Railway station in Frankfurt, Germany

Frankfurt Lokalbahnhof is an underground S-Bahn station in the district of Sachsenhausen of Frankfurt am Main, Germany. The station was opened when the City Tunnel was extended to Frankfurt South station in 1990. It consists of two tracks, surrounding a central platform.

The station is an important public transport interchange and is served by S-Bahn, tram and bus routes. The S-Bahn station is located underground, while the trams and buses run on the surface.

The station is named after the old Lokalbahnhof, the terminus of the former Frankfurt-Offenbach Local Railway (Frankfurt-Offenbacher Lokalbahn), which served the neighbourhood from 1848 until 1955, with breaks at the end of World War I and II. Its terminus in Frankfurt was called the Lokalbahnhof (literally: "Local Railway station").

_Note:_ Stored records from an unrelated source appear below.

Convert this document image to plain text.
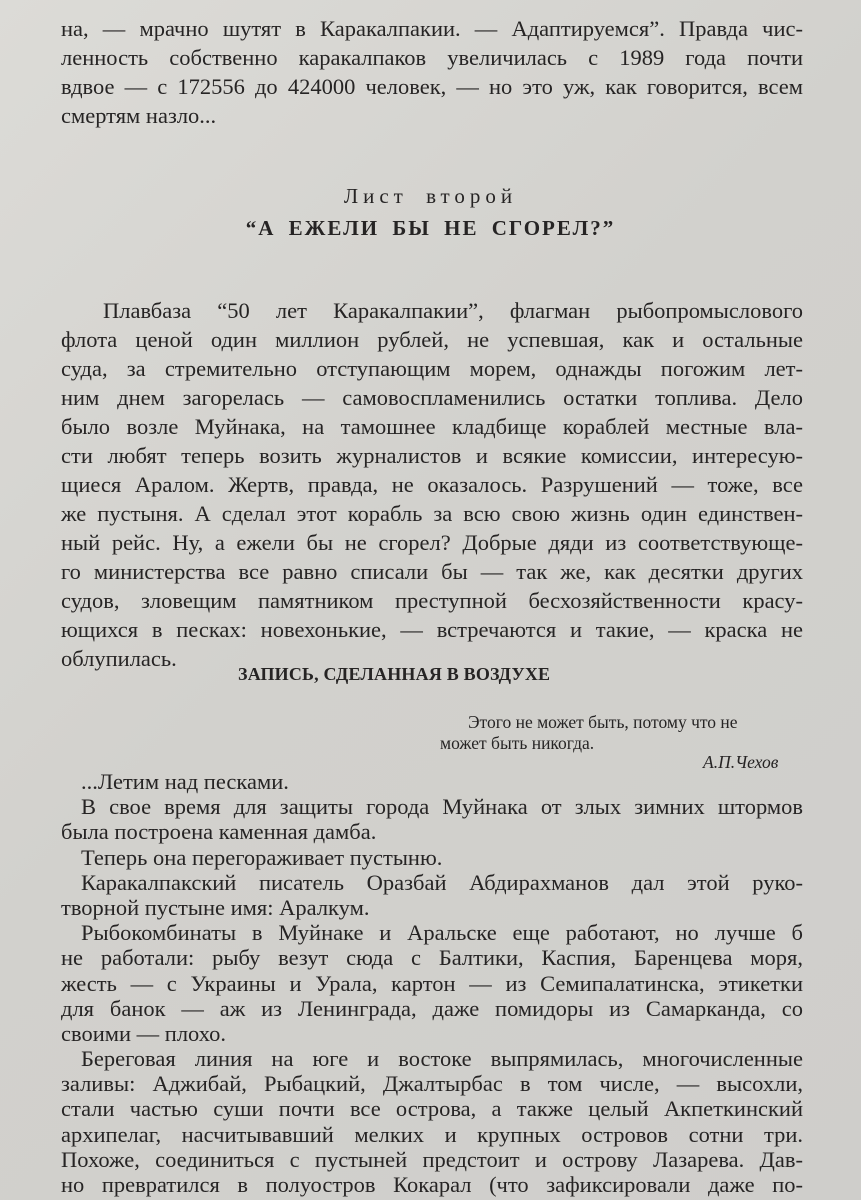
на, — мрачно шутят в Каракалпакии. — Адаптируемся”. Правда чис-
ленность собственно каракалпаков увеличилась с 1989 года почти
вдвое — с 172556 до 424000 человек, — но это уж, как говорится, всем
смертям назло...
Лист второй
“А ЕЖЕЛИ БЫ НЕ СГОРЕЛ?”
Плавбаза “50 лет Каракалпакии”, флагман рыбопромыслового
флота ценой один миллион рублей, не успевшая, как и остальные
суда, за стремительно отступающим морем, однажды погожим лет-
ним днем загорелась — самовоспламенились остатки топлива. Дело
было возле Муйнака, на тамошнее кладбище кораблей местные вла-
сти любят теперь возить журналистов и всякие комиссии, интересую-
щиеся Аралом. Жертв, правда, не оказалось. Разрушений — тоже, все
же пустыня. А сделал этот корабль за всю свою жизнь один единствен-
ный рейс. Ну, а ежели бы не сгорел? Добрые дяди из соответствующе-
го министерства все равно списали бы — так же, как десятки других
судов, зловещим памятником преступной бесхозяйственности красу-
ющихся в песках: новехонькие, — встречаются и такие, — краска не
облупилась.
ЗАПИСЬ, СДЕЛАННАЯ В ВОЗДУХЕ
Этого не может быть, потому что не
может быть никогда.
А.П.Чехов
...Летим над песками.
В свое время для защиты города Муйнака от злых зимних штормов
была построена каменная дамба.
Теперь она перегораживает пустыню.
Каракалпакский писатель Оразбай Абдирахманов дал этой руко-
творной пустыне имя: Аралкум.
Рыбокомбинаты в Муйнаке и Аральске еще работают, но лучше б
не работали: рыбу везут сюда с Балтики, Каспия, Баренцева моря,
жесть — с Украины и Урала, картон — из Семипалатинска, этикетки
для банок — аж из Ленинграда, даже помидоры из Самарканда, со
своими — плохо.
Береговая линия на юге и востоке выпрямилась, многочисленные
заливы: Аджибай, Рыбацкий, Джалтырбас в том числе, — высохли,
стали частью суши почти все острова, а также целый Акпеткинский
архипелаг, насчитывавший мелких и крупных островов сотни три.
Похоже, соединиться с пустыней предстоит и острову Лазарева. Дав-
но превратился в полуостров Кокарал (что зафиксировали даже по-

In 1990, the S-Bahn station was built about 250 metres south of the site of the historic Lokalbahnhof and the modern Lokalbahnhof tram stop. It is on the City Tunnel S-Bahn line that runs south from central Frankfurt and continues southeast towards Frankfurt South station.

==Operations==

The following lines stop at the station:
- S-Bahn lines: S3, S4, S5 and S6,
- tram lines: 14, 15 and 16,
- bus routes: 36, 30, 45, 47, 653, OF-50.